Portrait of Natacha Atlas

A dancer, a singer and a composer, Natacha Atlas has no frontiers, as a woman and as an artist. Once, during a recent trip to Israel, she described herself as "a human Gaza strip". She was referring to the complex melange of influences - both genetic and environmental - that have shaped her both as an individual and as a performer.
The daughter of an English mother and a Sephardic Jew father, Atlas grew up in a Moroccan suburb of Brussels, becoming fluent in French, Arabic, Spanish and English. There she learned the "raq sharki" belly dance techniques, that she uses to devastating effect on stage today, inflamming the audience. Even more striking than Natacha's dance moves, though, is her voice, which swoops and soars, blending unfettered talent and the complexity of Arabic musical theory into a burst of sound that is thrilling, immediate and evocative. Still, though, she recalls the Cocteau Twins' chanteuse Elizabeth Fraser and her oneiric vocalism. "She sings like a nightingale perched on a diamond chalice", the British music magazine Melody Maker wrote.
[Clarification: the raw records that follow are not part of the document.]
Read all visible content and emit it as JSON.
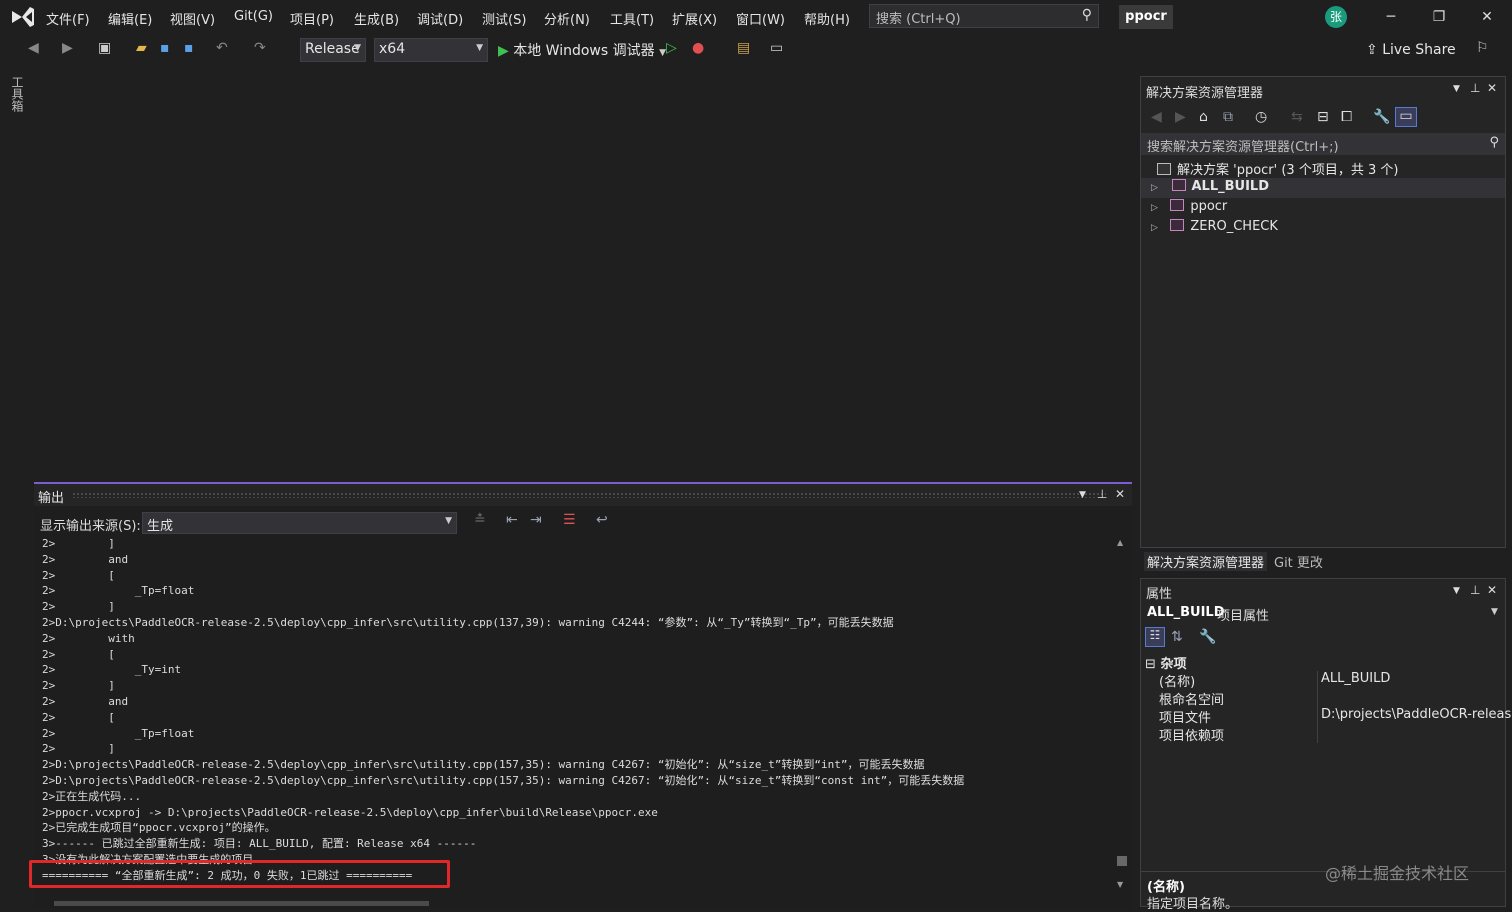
{
  "menubar": {
    "items": [
      "文件(F)",
      "编辑(E)",
      "视图(V)",
      "Git(G)",
      "项目(P)",
      "生成(B)",
      "调试(D)",
      "测试(S)",
      "分析(N)",
      "工具(T)",
      "扩展(X)",
      "窗口(W)",
      "帮助(H)"
    ],
    "search_placeholder": "搜索 (Ctrl+Q)",
    "project_name": "ppocr",
    "avatar_initial": "张"
  },
  "toolbar": {
    "config": "Release",
    "platform": "x64",
    "run_label": "本地 Windows 调试器",
    "live_share": "Live Share"
  },
  "side": {
    "toolbox_label": "工具箱"
  },
  "output": {
    "title": "输出",
    "source_label": "显示输出来源(S):",
    "source_value": "生成",
    "lines": [
      "2>        ]",
      "2>        and",
      "2>        [",
      "2>            _Tp=float",
      "2>        ]",
      "2>D:\\projects\\PaddleOCR-release-2.5\\deploy\\cpp_infer\\src\\utility.cpp(137,39): warning C4244: “参数”: 从“_Ty”转换到“_Tp”，可能丢失数据",
      "2>        with",
      "2>        [",
      "2>            _Ty=int",
      "2>        ]",
      "2>        and",
      "2>        [",
      "2>            _Tp=float",
      "2>        ]",
      "2>D:\\projects\\PaddleOCR-release-2.5\\deploy\\cpp_infer\\src\\utility.cpp(157,35): warning C4267: “初始化”: 从“size_t”转换到“int”，可能丢失数据",
      "2>D:\\projects\\PaddleOCR-release-2.5\\deploy\\cpp_infer\\src\\utility.cpp(157,35): warning C4267: “初始化”: 从“size_t”转换到“const int”，可能丢失数据",
      "2>正在生成代码...",
      "2>ppocr.vcxproj -> D:\\projects\\PaddleOCR-release-2.5\\deploy\\cpp_infer\\build\\Release\\ppocr.exe",
      "2>已完成生成项目“ppocr.vcxproj”的操作。",
      "3>------ 已跳过全部重新生成: 项目: ALL_BUILD, 配置: Release x64 ------",
      "3>没有为此解决方案配置选中要生成的项目",
      "========== “全部重新生成”: 2 成功，0 失败，1已跳过 =========="
    ]
  },
  "solution": {
    "title": "解决方案资源管理器",
    "search_placeholder": "搜索解决方案资源管理器(Ctrl+;)",
    "root": "解决方案 'ppocr' (3 个项目，共 3 个)",
    "projects": [
      "ALL_BUILD",
      "ppocr",
      "ZERO_CHECK"
    ],
    "tabs": [
      "解决方案资源管理器",
      "Git 更改"
    ]
  },
  "properties": {
    "title": "属性",
    "object_name": "ALL_BUILD",
    "object_type": "项目属性",
    "category": "杂项",
    "rows": [
      {
        "key": "(名称)",
        "value": "ALL_BUILD"
      },
      {
        "key": "根命名空间",
        "value": ""
      },
      {
        "key": "项目文件",
        "value": "D:\\projects\\PaddleOCR-release"
      },
      {
        "key": "项目依赖项",
        "value": ""
      }
    ],
    "desc_title": "(名称)",
    "desc_text": "指定项目名称。"
  },
  "watermark": "@稀土掘金技术社区",
  "colors": {
    "accent": "#7a5fd0",
    "highlight_box": "#e02828",
    "run_green": "#3fc050"
  }
}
The Natacha's formula is the result of years of musical cross-over since she moved to England, as a teenager and became Northampton's first Arabic rock singer. Later, dividing her time between the UK and Brussels, she sang in a variety of Turkish and Arabic nightclub and spent a brief stint in Belgian salsa band called Mandanga. But the success arrived mainly owing to the collaboration to the English group Transglobal Underground she joined to as a lead singer and a belly dancer in many international festivals, such as Glastonbury and Womad, the world music happening by Peter Gabriel. All together they recorded two successful albums, Dream of 100 Nations and International Times.
She became a solo singer in her successive albums Diaspora and Halim and her sensual cross-over got admired all around the world. Afterwards, her music moved easily between classical Arab inflections and dance/dub rhythms.
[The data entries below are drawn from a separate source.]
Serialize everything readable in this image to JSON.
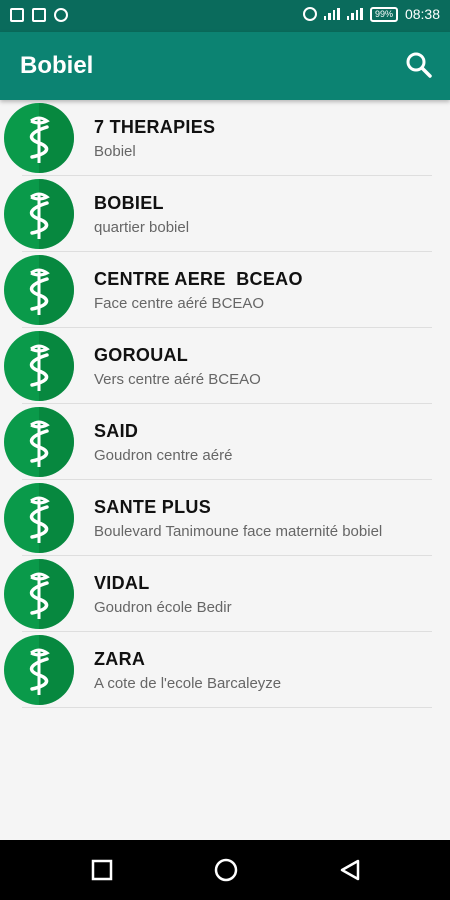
{
  "status_bar": {
    "time": "08:38",
    "battery": "99%"
  },
  "app_bar": {
    "title": "Bobiel",
    "search_icon": "search-icon"
  },
  "colors": {
    "status_bar": "#0a6b5c",
    "app_bar": "#0c8372",
    "logo_green": "#0a9a4a",
    "logo_dark": "#067a37"
  },
  "pharmacies": [
    {
      "name": "7 THERAPIES",
      "address": "Bobiel"
    },
    {
      "name": "BOBIEL",
      "address": "quartier bobiel"
    },
    {
      "name": "CENTRE AERE  BCEAO",
      "address": "Face centre aéré BCEAO"
    },
    {
      "name": "GOROUAL",
      "address": "Vers centre aéré BCEAO"
    },
    {
      "name": "SAID",
      "address": "Goudron centre aéré"
    },
    {
      "name": "SANTE PLUS",
      "address": "Boulevard Tanimoune face maternité bobiel"
    },
    {
      "name": "VIDAL",
      "address": "Goudron école Bedir"
    },
    {
      "name": "ZARA",
      "address": "A cote de l'ecole Barcaleyze"
    }
  ]
}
The multi-ethnical album Gedida is the best synthesis of all that. It's a marvellous musical trip from North Africa to Europe, a new and explosive fusion between East and West. "It's a sort of 'Islamic pop', where the millenarian psalmodies of Arabian tradition are melted with the metropolitan rhyhtm-machines, where the traditional instruments like oud, bouzouki, tablas, dulcimer, riqq, and bendir take turns with the 'scratch' of the most daring British deejays". In this Babele of sounds and languages, you can find jewels like the single "Mistaneek", a wonderful fusion between dance rhythms and Middle-Eastern sounds, or the Frech-Arabic ballad "Mon Amie La Rose", a cover of the delicate song performed by Françoise Hardy more than thirty years ago. The tracks of "Gedida" are lovely ballads about love, feelings and eternal emotions.
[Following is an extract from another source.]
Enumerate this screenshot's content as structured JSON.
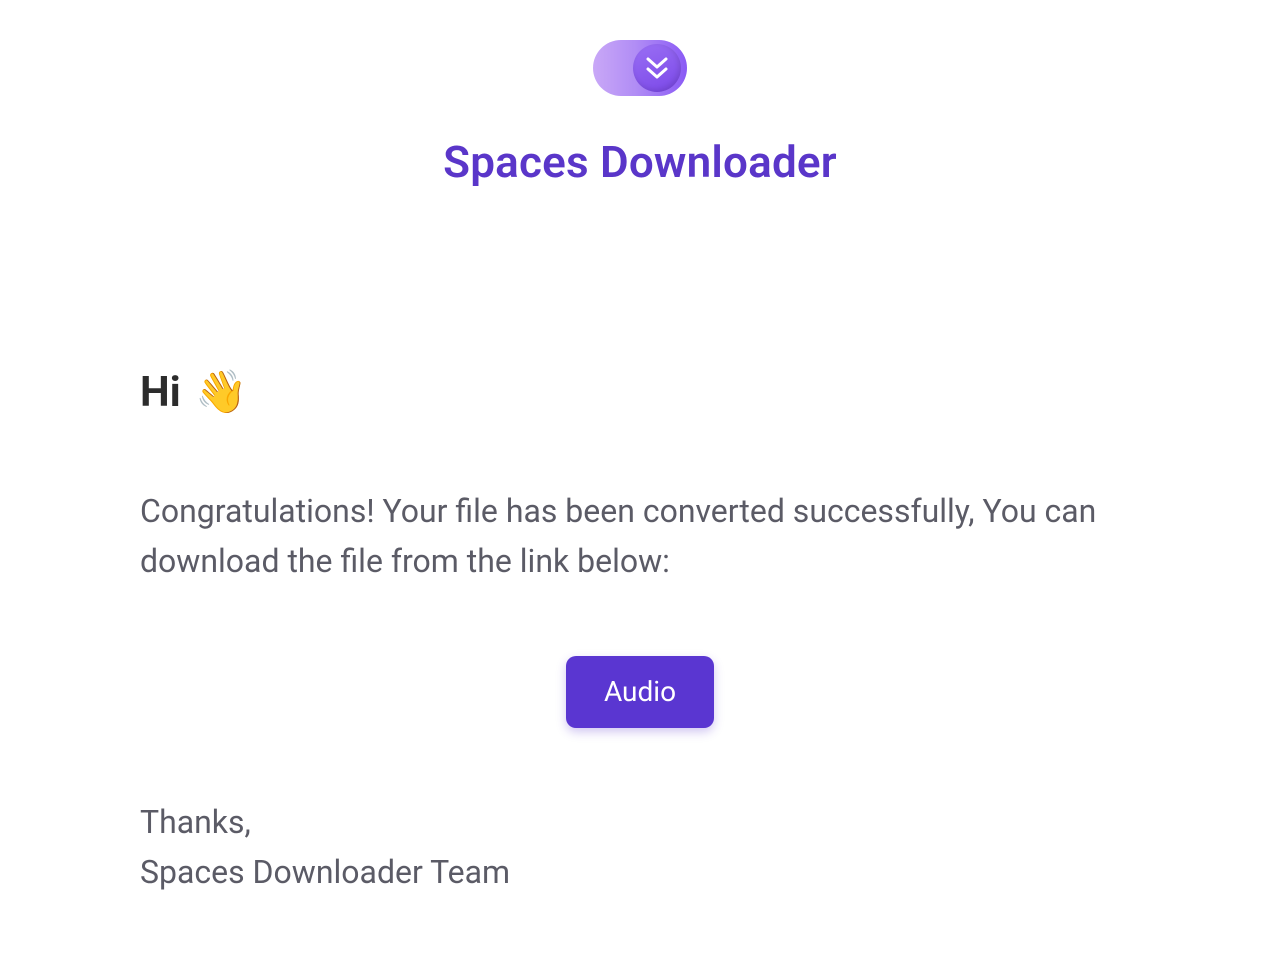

The little Natacha - 156 centimetres heels included, wonderful green eyes and Junoesque body as every "belly dancer" - has a clear view of her musical style: "Somebody called it "new raï", linking it with the music of Khaled, Cheb Mami, Rachid Taha e Bellemou Messaoud: but I totally disagree", she said. "I feel more close to an Egyptian style. That's why I spend all my free time in Cairo in order to improve my knowledge of the Egyptian language and music. That's why my main influences are the great singers of the Egyptian tradition before the 'shaabi'. And all these people could easily interact with my Western "monstre sacre": Sinead O'Connor, Asian Dub Foundantion and, above all, Björk, a chanteuse that I would like to collaborate with in a few time".

The latest work of this extraordinary singer and dancer is called Ayeshteni. It's another cross-over between East and West on the style of "Gedida", with some daring experiments - a cover of the Screamin' Jay Hawkins's classic "I put the spell on you" - and a homage to Jacques Brel with "Ne me quitte pas". In the meantime, Natacha Atlas has become one of the most requested vocalist of the international scene, as her collaboration to the latest Franco Battiato's album ("Ferro Battuto") confirmed. But her greatest desire is to spread her music also in Egypt where, though the recent changes, "these kind of matters are still forbidden".

Foretold In The Language Of Dreams (2002) is a collaboration with Marc Eagleton.